FIG. 4 illustrates the use of apparatus for rendering visible the stress pattern which has been produced in a workpiece 8 in the manner described above. The apparatus comprises a light source 16, a condenser 17, two crossed polarizers 18 and 19 and a magnifier lens 20 in optical alignment for light from the light source 16, to pass through a workpiece 8 placed between the polarizers 18 and 19 for an observer indicated at 21. The identification mark, magnified by the magnifier lens 20, appears bright against a dark background. By moving the workpiece 8 the identification mark is seen to have a brilliantly shining character which lightens and darkens so as to be particularly easy to recognize.

Claims

What is claimed is:

1. A method of marking a transparent material for identification comprising irradiating said material by means of radiation applied thereto in a pattern desired for an identification mark, said radiation being applied at an energy density which generates sufficient internal heat to produce localized permanent stresses within the interior only of the material without producing such stresses in its surface layer, the stress pattern so produced being normally invisible but capable of being rendered visible by double refraction in polarized light.

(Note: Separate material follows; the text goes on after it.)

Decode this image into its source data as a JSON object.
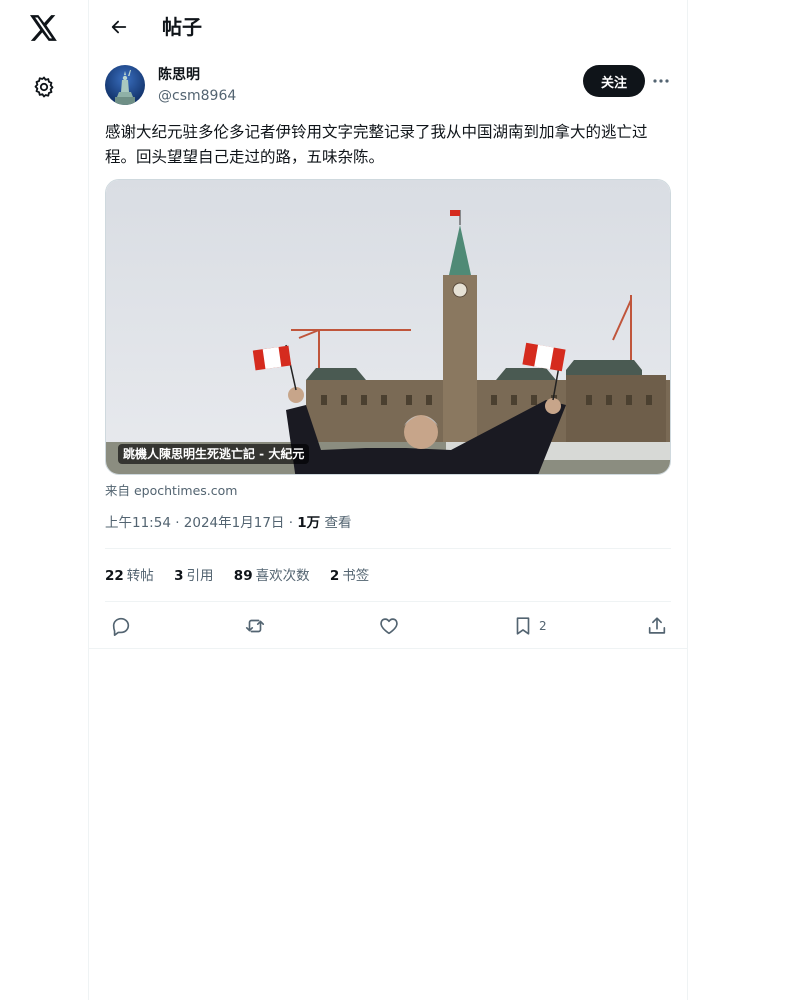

2. The method of claim 1 which said irradiating is accomplished by applying accelerated electrons to said material in the form of a focused electron beam.

3. The method of claim 2 in which said electron beam is moved over the material in said pattern more than once.

4. The method of claim 2 in which said electron beam is moved over the material in said pattern.

5. The method of claim 4 in which said electron beam is moved with such a speed, that each element of said material is impinged with an energy density of from about 1 .times. 10.sup.-.sup.3 to about 5 .times. 10.sup.-.sup.3 Ws/cm.sup.2.

6. The method of claim 1 which includes masking portions of said material as means for defining a predetermined pattern of localized stresses to be produced.

7. The method of claim 2 in which said electron beam is focused in a line on said mask and is moved across it thereby impinging along said predetermined pattern.

8. The method of claim 1 in which said irradiating is accomplished by applying a laser beam to said material.